Even at the beginning, you feel like you are building something that will pay off later. The metrics move slowly, but they do move, and that is enough to justify the effort. Later on, when you have good metrics, it's even more enticing: hit publish and receive immediate love by your community. Right now, we're having the first youtube videos raking in over 2000 organic visits in the first 12-24h and it feels amazing to hit "refresh".
It's what they want.
But I will not be talking about how we, content creators, marketers, influencers, etc slave away by serving algorithmic platforms. That's for another day.
The problem is that inbound has a delayed feedback loop. You can spend weeks producing content without knowing whether it is helping revenue at all. Metrics can come right away (views, downloads, shares, etc.) but conversion from content to lead can take weeks, months and years, in some cases.
Sales, on the other hand, is brutally honest. You either close deals or you do not.
When the CEO chooses inbound over sales, strategy, or team alignment, they are often choosing the work that feels safest, not the work that matters most right now. I admit that I have taken shelter in inbound marketing for weeks at a time because I didn't want to do sales or less-rewarding tasks. That could've put the company in danger.

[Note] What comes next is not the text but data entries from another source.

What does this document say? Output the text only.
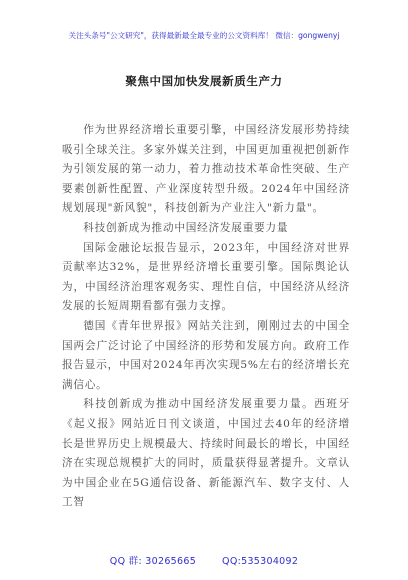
关注头条号"公文研究"，获得最新最全最专业的公文资料库！ 微信：gongwenyj
聚焦中国加快发展新质生产力

作为世界经济增长重要引擎，中国经济发展形势持续吸引全球关注。多家外媒关注到，中国更加重视把创新作为引领发展的第一动力，着力推动技术革命性突破、生产要素创新性配置、产业深度转型升级。2024年中国经济规划展现"新风貌"，科技创新为产业注入"新力量"。

科技创新成为推动中国经济发展重要力量

国际金融论坛报告显示，2023年，中国经济对世界贡献率达32%，是世界经济增长重要引擎。国际舆论认为，中国经济治理客观务实、理性自信，中国经济从经济发展的长短周期看都有强力支撑。

德国《青年世界报》网站关注到，刚刚过去的中国全国两会广泛讨论了中国经济的形势和发展方向。政府工作报告显示，中国对2024年再次实现5%左右的经济增长充满信心。

科技创新成为推动中国经济发展重要力量。西班牙《起义报》网站近日刊文谈道，中国过去40年的经济增长是世界历史上规模最大、持续时间最长的增长，中国经济在实现总规模扩大的同时，质量获得显著提升。文章认为中国企业在5G通信设备、新能源汽车、数字支付、人工智

QQ 群: 30265665	QQ:535304092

Inbound is a great way to avoid uncomfortable conversations: pricing changes, firing employees, changing company policies, tough sales calls... Content gives you the feeling of progress without forcing you to confront friction.
There is also a fragmentation cost. Writing a post here, recording a podcast there, answering comments, thinking about distribution, checking analytics, speaking at a conference every now and then... None of these tasks are hard on their own. Together, they can make a powerful marketing plan or... destroy focus. Your day becomes a sequence of fast-paced context switches instead of deep, high-impact decisions. How can you think things through when your brain is wired to switch context every 10 seconds?
Another hidden tax is becoming the bottleneck. Founder-led inbound often works because it is authentic, opinionated and personal. But that also means it is hard to delegate. Over time, the company starts depending on the CEO's voice to generate demand. If you stop publishing, the pipeline slows. If you take a break, visibility drops. Or, worse of all: you might hire someone to help you out, only to start micromanaging everything they do and wanting to review every single blog post or tweet they write.
With regards to the last point, I am not that kind of manager. I don't micromanage or try to intervene and fiscalise everything our marketing guy does in the company, but I am often blocking decisions because I have to make a call that's been sitting on my Linear inbox for too long. That happens often and I am trying to fix it.
Inbound marketing offers a subtle but dangerous dynamic: inbound only works if you keep doing it, and you keep doing it because it works. It works... until it does not scale anymore.
Now, it looks like inbound is evil. Don't get me wrong: it is not. It's my favourite strategy. I wrote this to remind myself that it's easy to fall prey to complacency when inbound alone works. That's why I started doing outbound this year to force myself out of the comfort zone and to reevaluate my opinions to see if they still hold true after the years.
Inbound makes sense for a CEO when the sales motion is already clear, when someone else owns execution and distribution, and when the CEO's role is limited to high-leverage input OR when you're a very small team and you're the only person doing marketing (up to 20 people max).
The sustainable model is to treat inbound like an asset, not a habit. Build systems around it. Separate creation from promotion. Put explicit limits on how much CEO time it is allowed to consume and / or make a rule like "for every hour spent in marketing I will spend two in sales".
Your time as a CEO is not infinite nor cheap. If inbound marketing feels free, it is usually because you are not measuring what it is displacing nor feeling the consequences of this lack of strategy.
The tax is invisible at first. Then it hits you like a truck and can rock and even capsize the company if you don't have a stable business.